2019年4月17日水曜日

新国立劇場オペラ『フィレンツェの悲劇』/『ジャンニ・スキッキ』

2019-04-17 @新国立劇場


指揮:沼尻竜典
演出:粟國淳
美術:横田あつみ
衣裳:増田恵美
照明:大島祐夫
舞台監督:斉藤美穂

管弦楽:東京フィルハーモニー交響楽団

<フィレンツェの悲劇>
グイード・バルディ⇒ヴゼヴォロド・グリヴノフ
シモーネ⇒セルゲイ・レイフェルクス
ビアンカ⇒齊藤純子

<ジャンニ・スキッキ>
ジャンニ・スキッキ⇒カルロス・アルバレス
ラウレッタ⇒砂川涼子
ツィータ⇒寺谷千枝子
リヌッチョ⇒村上敏明
ゲラルド⇒青地英幸
ネッラ⇒針生美智子
ゲラルディーノ⇒吉原圭子
ベット・ディ・シーニャ⇒志村文彦
シモーネ⇒大塚博章
マルコ⇒吉川健一
チェスカ⇒中島郁子
スピネッロッチョ先生⇒鹿野由之
アマンティオ・ディ・ニコーラオ⇒大久保光哉
ピネッリーノ⇒高橋正尚
グッチョ⇒水野秀樹

アレクサンダー・ツェムリンスキー:
「フィレンツェの悲劇」全1幕<ドイツ語上演/字幕付>

ジャコモ・プッチーニ:
「ジャンニ・スキッキ」/全1幕<イタリア語上演/字幕付>

予定上演時間:約2時間25分
フィレンツェの悲劇60分
 --休憩25分--
ジャンニ・スキッキ60分

いずれも上演時間が1時間程度の短いオペラの2本立てだ。ダブル・ビルdouble billというそうだ。
大野和士新音楽監督の意向で今後1年おきにダブル・ビル公演を行うとか。

そういえば、プッチーニの<三部作>も本来は3本立て公演を意図されたもので、この中に「ジャンニ・スキッキ」も含まれている(残りは「外套」、「修道女アンジェリカ」)。これはトリプル・ビルということか。
二期会が昨年この本来形で公演をしたらしいが、1日で3作は歌手たちも大変だが、お客も疲れる。

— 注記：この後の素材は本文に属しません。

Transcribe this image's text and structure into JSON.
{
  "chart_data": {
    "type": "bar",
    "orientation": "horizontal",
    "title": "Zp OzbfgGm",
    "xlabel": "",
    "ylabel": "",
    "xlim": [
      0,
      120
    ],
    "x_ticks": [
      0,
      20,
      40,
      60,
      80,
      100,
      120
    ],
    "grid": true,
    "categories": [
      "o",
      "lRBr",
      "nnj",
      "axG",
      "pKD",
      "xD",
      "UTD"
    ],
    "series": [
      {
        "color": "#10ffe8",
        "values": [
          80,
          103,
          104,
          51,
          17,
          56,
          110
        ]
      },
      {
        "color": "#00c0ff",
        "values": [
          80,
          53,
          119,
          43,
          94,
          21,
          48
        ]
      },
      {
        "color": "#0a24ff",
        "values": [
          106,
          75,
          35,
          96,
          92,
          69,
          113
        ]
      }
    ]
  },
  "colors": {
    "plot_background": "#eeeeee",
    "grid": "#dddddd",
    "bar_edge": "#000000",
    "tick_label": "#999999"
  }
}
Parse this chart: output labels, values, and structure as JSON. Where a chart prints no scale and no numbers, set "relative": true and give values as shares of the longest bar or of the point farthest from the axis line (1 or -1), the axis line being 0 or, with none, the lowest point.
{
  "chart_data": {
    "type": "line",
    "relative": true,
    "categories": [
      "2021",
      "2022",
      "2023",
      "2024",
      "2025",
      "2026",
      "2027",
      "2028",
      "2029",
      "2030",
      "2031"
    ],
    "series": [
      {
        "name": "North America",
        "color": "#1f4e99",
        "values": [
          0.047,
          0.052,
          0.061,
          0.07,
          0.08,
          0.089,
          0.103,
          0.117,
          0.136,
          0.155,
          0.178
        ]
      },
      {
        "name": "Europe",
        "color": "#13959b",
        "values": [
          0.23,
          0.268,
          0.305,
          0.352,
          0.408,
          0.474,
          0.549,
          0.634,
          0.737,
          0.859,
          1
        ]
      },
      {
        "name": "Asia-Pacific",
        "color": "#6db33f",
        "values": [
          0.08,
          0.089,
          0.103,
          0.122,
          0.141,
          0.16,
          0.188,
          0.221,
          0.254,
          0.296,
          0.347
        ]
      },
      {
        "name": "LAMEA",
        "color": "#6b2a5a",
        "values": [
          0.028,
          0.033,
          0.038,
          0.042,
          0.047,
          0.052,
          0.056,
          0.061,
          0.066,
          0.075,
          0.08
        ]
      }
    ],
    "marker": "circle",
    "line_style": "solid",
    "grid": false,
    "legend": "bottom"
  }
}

今回の新国立劇場の公演は、2本に絞り、性格(悲劇と喜劇)も出演者数(3人と15人)も異なるが、いずれもフィレンツェを舞台にしたほぼ同年代(1916年と1918年)の作品ということで、その好対照を楽しむことができるよう意図されている。

「フィレンツェの悲劇」は初めて観た。
ツェムリンスキーの音楽はナマではこれまでに2作品(交響詩《人魚姫》、抒情交響曲〜ラビンドラナート・タゴールの詩による7つの歌)を聴いているが、いずれもあまり面白くはなかった。この2作とも大野和士指揮都響で聴いているのは偶然ではなかろう。
という次第で、あまり期待をかけていなかった「フィレンツェの悲劇」だが、これがなかなか面白い。音楽はプッチーニと同時代とは思えないモダンな感じで必ずしも馴染めないが、物語が面白い。家に帰った男は、妻が浮気相手を連れ込んでいるのを知り、決闘によって彼を殺し、次はお前だ、と妻の首を絞めるが…。ラストの思いがけない展開が面白い。間男にとっては「悲劇」であったが夫婦にとっては「悲劇」とはいえないから、このタイトルの意味するところはよく分からないが。

「ジャンニ・スキッキ」はもうお馴染み。例の「私のお父さん」という大ヒットアリアがある。15人も登場して雑駁な印象を受ける物語だ。好みのソプラノ、砂川涼子がラウレッタを演じ「私のお父さん」を歌った。これはとても良かった。
が、プッチーニの中ではさほど重要な作品とも思えない。
彼が<三部作>の1本として作曲したように、映画で言えばプログラム・ピクチャー程度のものではないか。
ま、気軽に楽しめる作品ではあるが。